Illustrated Silk Sushi Bar website concept showing several Tallinn restaurant locations at night

February 2008

Viru location redesign

A recovered client preview for the new Viru location. Art direction and site production: Kris Haamer. Illustration: Agne Lund.

Two early iPhone mockups showing a phone-friendly version of the Silk Sushi Bar website

October 2009

Phone-friendly static concept

A mobile adaptation proposed while the main experience still relied on Flash, anticipating the need for a simpler parallel interface.

Archive evidence

Four years of adaptation, visible in the correspondence.

  1. April 2007

    The animated site is already live

    Customer correspondence describes the new website as colorful and moving, while also noting that its fast sushi carousel made ordering difficult. The tension between atmosphere and utility was visible from the start.

  2. February 2008

    The world expands for Viru

    A new city scene was art-directed for the Viru restaurant, with separate illustrated locations, characters, navigation layers, and an intentionally heightened urban mood.

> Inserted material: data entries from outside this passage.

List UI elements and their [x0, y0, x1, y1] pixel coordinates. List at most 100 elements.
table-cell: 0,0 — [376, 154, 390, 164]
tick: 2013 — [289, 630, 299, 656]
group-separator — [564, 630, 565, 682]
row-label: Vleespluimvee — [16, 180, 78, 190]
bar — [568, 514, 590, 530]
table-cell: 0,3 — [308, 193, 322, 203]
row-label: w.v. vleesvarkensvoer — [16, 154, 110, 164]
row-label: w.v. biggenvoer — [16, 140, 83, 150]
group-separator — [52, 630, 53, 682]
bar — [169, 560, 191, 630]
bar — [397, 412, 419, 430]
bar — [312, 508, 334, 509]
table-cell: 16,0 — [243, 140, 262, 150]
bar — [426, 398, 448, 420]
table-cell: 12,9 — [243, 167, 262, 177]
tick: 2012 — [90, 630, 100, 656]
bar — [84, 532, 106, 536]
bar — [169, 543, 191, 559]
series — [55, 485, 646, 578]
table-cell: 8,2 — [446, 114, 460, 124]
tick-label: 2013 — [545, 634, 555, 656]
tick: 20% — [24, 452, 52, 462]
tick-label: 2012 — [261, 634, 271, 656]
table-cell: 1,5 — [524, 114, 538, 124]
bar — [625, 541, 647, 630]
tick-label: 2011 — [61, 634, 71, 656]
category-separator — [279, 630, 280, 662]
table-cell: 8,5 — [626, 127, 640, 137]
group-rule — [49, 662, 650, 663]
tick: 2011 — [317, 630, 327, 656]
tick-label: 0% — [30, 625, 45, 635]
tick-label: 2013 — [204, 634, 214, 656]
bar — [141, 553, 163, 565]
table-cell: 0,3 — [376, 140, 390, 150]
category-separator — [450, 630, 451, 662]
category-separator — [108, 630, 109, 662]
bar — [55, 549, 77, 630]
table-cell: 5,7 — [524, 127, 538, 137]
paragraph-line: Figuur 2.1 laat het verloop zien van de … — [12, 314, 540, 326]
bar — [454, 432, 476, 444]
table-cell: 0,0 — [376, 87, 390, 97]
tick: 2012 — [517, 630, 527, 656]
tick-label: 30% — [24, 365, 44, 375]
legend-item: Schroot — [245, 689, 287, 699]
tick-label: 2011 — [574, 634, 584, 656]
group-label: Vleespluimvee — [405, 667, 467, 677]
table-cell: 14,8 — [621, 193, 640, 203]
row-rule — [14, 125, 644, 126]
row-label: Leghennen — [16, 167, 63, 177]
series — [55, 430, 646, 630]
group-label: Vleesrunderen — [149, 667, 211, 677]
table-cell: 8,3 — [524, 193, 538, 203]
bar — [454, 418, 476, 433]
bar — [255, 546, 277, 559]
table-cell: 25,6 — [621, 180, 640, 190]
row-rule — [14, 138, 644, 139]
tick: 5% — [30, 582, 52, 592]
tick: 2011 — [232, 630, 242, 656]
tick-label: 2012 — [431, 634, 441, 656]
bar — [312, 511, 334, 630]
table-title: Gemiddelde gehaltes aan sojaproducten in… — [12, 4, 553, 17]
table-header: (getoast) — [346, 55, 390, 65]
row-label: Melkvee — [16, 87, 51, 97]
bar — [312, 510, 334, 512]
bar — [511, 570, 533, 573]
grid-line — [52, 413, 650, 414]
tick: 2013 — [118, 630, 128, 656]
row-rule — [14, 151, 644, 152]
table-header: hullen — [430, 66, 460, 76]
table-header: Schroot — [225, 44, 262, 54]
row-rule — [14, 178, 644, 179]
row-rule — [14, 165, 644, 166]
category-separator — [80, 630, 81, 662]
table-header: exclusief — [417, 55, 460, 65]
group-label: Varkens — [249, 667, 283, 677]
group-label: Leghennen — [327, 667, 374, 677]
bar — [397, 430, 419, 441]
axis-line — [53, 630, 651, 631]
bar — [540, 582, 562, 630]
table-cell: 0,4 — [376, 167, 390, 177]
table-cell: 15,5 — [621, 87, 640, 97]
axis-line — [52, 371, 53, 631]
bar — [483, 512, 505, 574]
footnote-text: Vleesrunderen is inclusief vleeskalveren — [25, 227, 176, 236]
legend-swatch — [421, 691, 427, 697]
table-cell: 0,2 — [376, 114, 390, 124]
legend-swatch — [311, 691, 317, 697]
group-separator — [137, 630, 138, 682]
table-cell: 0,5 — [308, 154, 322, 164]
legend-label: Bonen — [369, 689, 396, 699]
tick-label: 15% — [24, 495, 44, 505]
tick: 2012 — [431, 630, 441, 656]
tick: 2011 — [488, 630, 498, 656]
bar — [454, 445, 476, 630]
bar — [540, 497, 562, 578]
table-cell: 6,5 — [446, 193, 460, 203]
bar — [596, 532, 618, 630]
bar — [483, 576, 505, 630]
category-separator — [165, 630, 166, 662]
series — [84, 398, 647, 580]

  3. October to November 2009

    Mobile and ordering enter the system

    Recovered files show a phone-friendly static version, a revised illustrated homepage, and work toward web-shop and ordering features.

  4. 2011

    The project remains active

    Menu updates and online-ordering proposals continued, showing Silk as a long-running digital environment rather than a one-off launch.

What the artifact keeps

The old technology is gone. The design questions are not.

01

Atmosphere before templates

The site expressed the feeling of a venue through illustration, animation, characters, and navigation rather than treating the restaurant as a menu plus contact details.

02

Art direction as a system

Each restaurant location became part of a shared visual world. The archive reveals iterative collaboration across client feedback, illustration, interface design, animation, and production.

03

Expression had to meet utility

The same motion that made Silk memorable could make ordering harder. Later mobile and commerce concepts show the project adapting as user expectations and devices changed.

Selected timeline

The practice keeps changing shape.

Enter the museum
  1. Early 2000s

    The web as crafted media

    HAAM began when websites were often treated as authored digital spaces rather than standardized product surfaces. Motion, sound, unusual navigation, and strong visual identities were part of the medium.

  2. 2007 to 2011

    Silk Sushi Bar and the Flash-era web

    Silk.ee evolved from a colorful animated restaurant experience into location-specific illustrated worlds, a phone-friendly static concept, and proposals for online ordering. Surviving correspondence shows the site was already live in April 2007 and remained active through 2011.

  3. 2014 to 2017

    Cultural institutions become systems

    Projects expanded from expressive sites into publishing platforms, event ecosystems, and visitor tools. The work increasingly had to balance identity with maintainability, multilingual content, and real institutional workflows.

  4. 2016 to 2018

    Public stories and collective action

    Film, talks, campaigns, and civic participation pushed the practice beyond conventional client websites. Digital work became a way to connect local stories with wider audiences and coordinated action.

  5. 2020s

    Products, accessibility, and AI

    The studio now works across research, interaction design, production code, accessibility, analytics, sustainability, and human-guided AI. The tools changed, but the central question stayed the same: what form should an idea take so people can actually use it?

History is being reconstructed from original project files, screenshots, correspondence, business records, and living memory.